Nowhere is this better expressed than on the opening track “Drive (For Daddy Gene),” Jackson’s tribute to his late father, a mechanic who worked in the Ford plant near Jackson’s hometown of Newnan, Georgia. Accompanied by the rootsy, acoustic strains of harmonica, mandolin and guitar, Jackson reminisces about his youthful attempts at learning to drive a boat and a pickup truck under the watchful eye of his dad. The lesson is passed from father to son. The years pass, the cycle turns, but for Alan Jackson, the ancient connection remains and is passed down to his own children:

“I’m grown up now, three daughters of my own
I let them drive my old Jeep across the pasture at our home
Maybe one day they’ll reach back in their file
And pull out that old memory
and think of me and smile.”

Also in evidence on Drive is the connection between friends, displayed on “Designated Drinker,” Jackson’s duet with longtime pal George Strait. Having collaborated in the past on the CMA Award-winning hit “Murder on Music Row,” these two top traditionalists reunite in the studio for a heartfelt paean to male friendship. The song eloquently points out that in times of heartache, a true friend is there to lend a non-judgmental shoulder to cry on:

“I came here to get you to help me
I need a friend to see me through
I hated to call, I knew you wouldn’t mind at all
I know you know I’d do the same for you”

And then there is a flawed husband’s funny and touching attempt to explain to his wife that he’s just a “Work In Progress.” Jackson’s witty spin on the “Men Are From Mars, Women Are From Venus” dichotomy of marriage will no doubt bring a laugh of recognition from spouses nationwide.

Elsewhere, Jackson nails the universal sadness of a broken heart (“A Little Bluer Than That”), the simple comfort true love brings in the face of the nine-to-five grind (“Bring On the Night”), and a man’s regrets over a woman’s tears (“The Sounds”). Delivering straight from the heart, Jackson connects with his fans where they live.

And in the case of “Where Were You (When the World Stopped Turning),” that place would be America.
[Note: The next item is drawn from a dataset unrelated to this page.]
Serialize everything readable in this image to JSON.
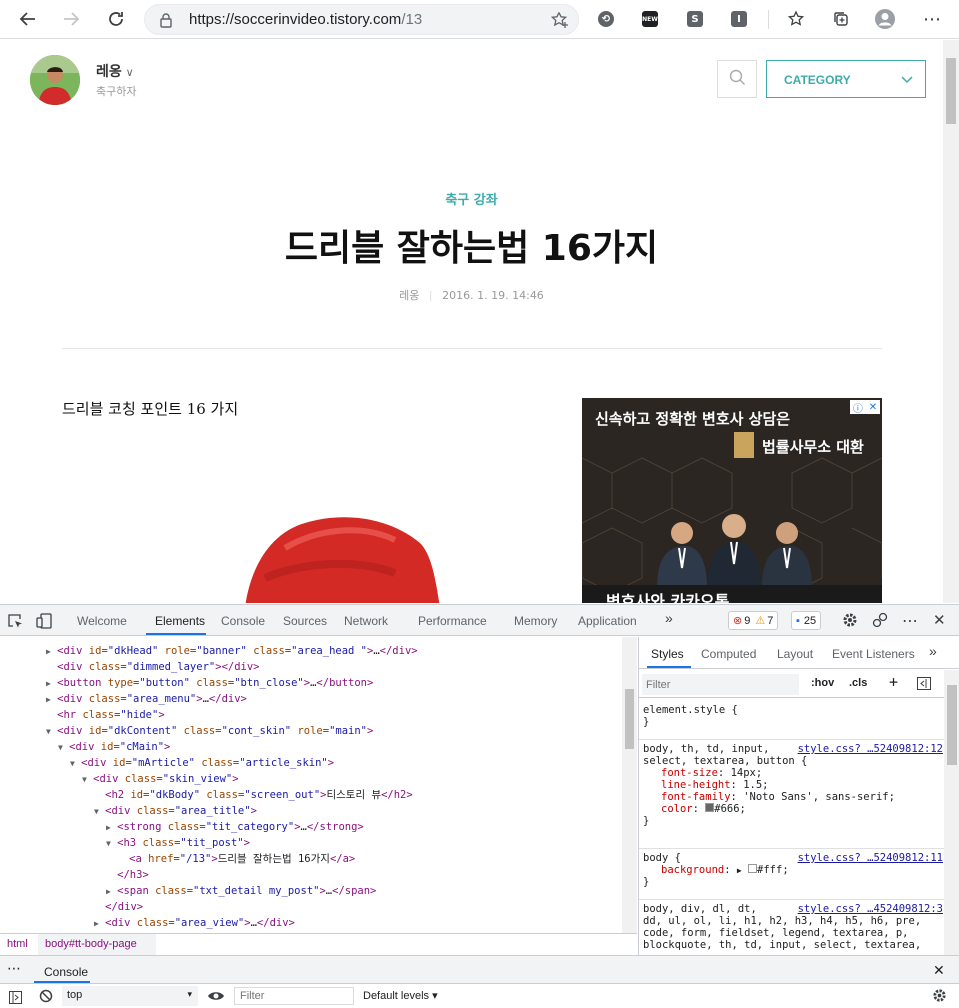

After the horrific events of September 11, Jackson found himself doing what all sincere country songwriters have done since the very beginning: he awoke in the dead of night and put his heart to paper and pencil. Performing the song live for the first time at the CMA Awards on November 7, he expressed his own deeply personal sense of heartbreak and hope. An aching nation responded to “this singer of simple songs” by flooding radio stations of multiple formats with requests to hear the song before a studio version was even complete. (Within 24 hours after the CMA Awards, hundreds of radio stations across the country downloaded the televised broadcast and added it to their playlists, and Alan’s own website received over 400,000 hits from fans.) The song consequently went to #1 faster than any other country single in the past four years. Alan received thousands of letters from fans across the country, and within weeks of the performance the lyrics were even entered into the U.S. Congressional Record. Included on Drive are two versions of “Where Were You”—the studio cut and the live version from his CMA performance of November 7, 2001.

In an increasingly confusing world, Alan Jackson’s music continues to bring us back to this very simple yet profound tradition: Country music has always been by the people, of the people, and for the people. As a singer and songwriter, he has never shied away from all that means: the flaws, the pain, the regrets, the broken hearts.
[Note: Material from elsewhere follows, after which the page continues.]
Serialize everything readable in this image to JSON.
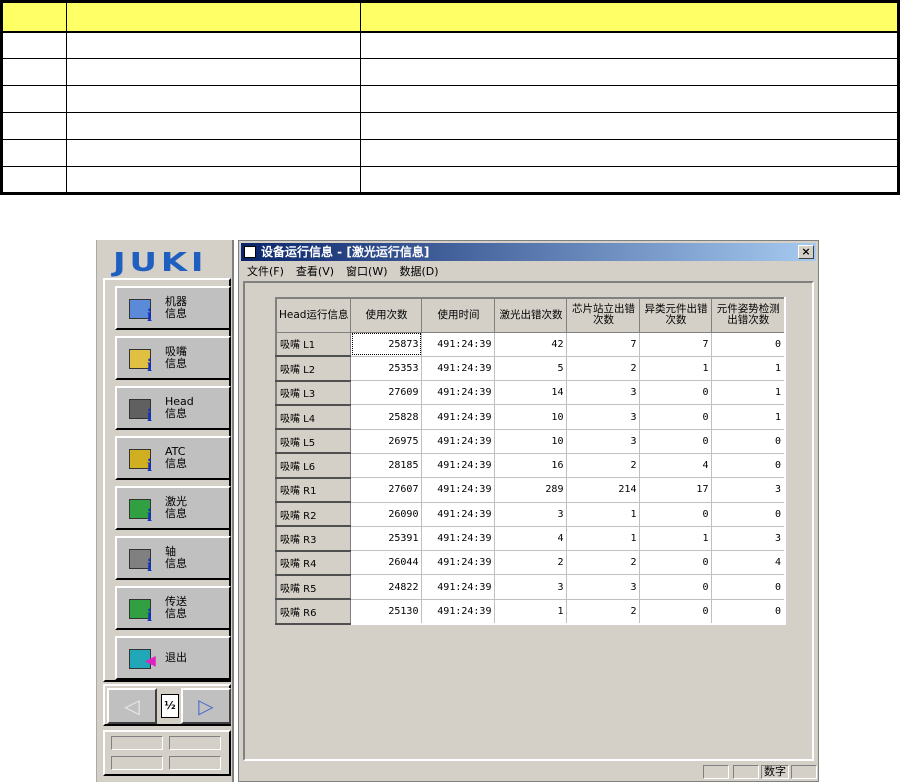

But neither has he forgotten that it is the human connection—the one that extends from father to child, from husband to wife, from neighbor to neighbor, from citizen to citizen—that, in the end, is the tie that binds us to one another, and allows us to overcome even the hardest times. As the man himself puts it:

“Faith, hope and love are some good things He gave us, and the greatest is love.”

In the end, it is Vince Gill—who can be heard introducing Jackson on the live version of “Where Were You”—who cuts straight to the heart of Alan Jackson’s enduring appeal: “The songs that he writes always tell it like it is—simple truths that come from his heart.”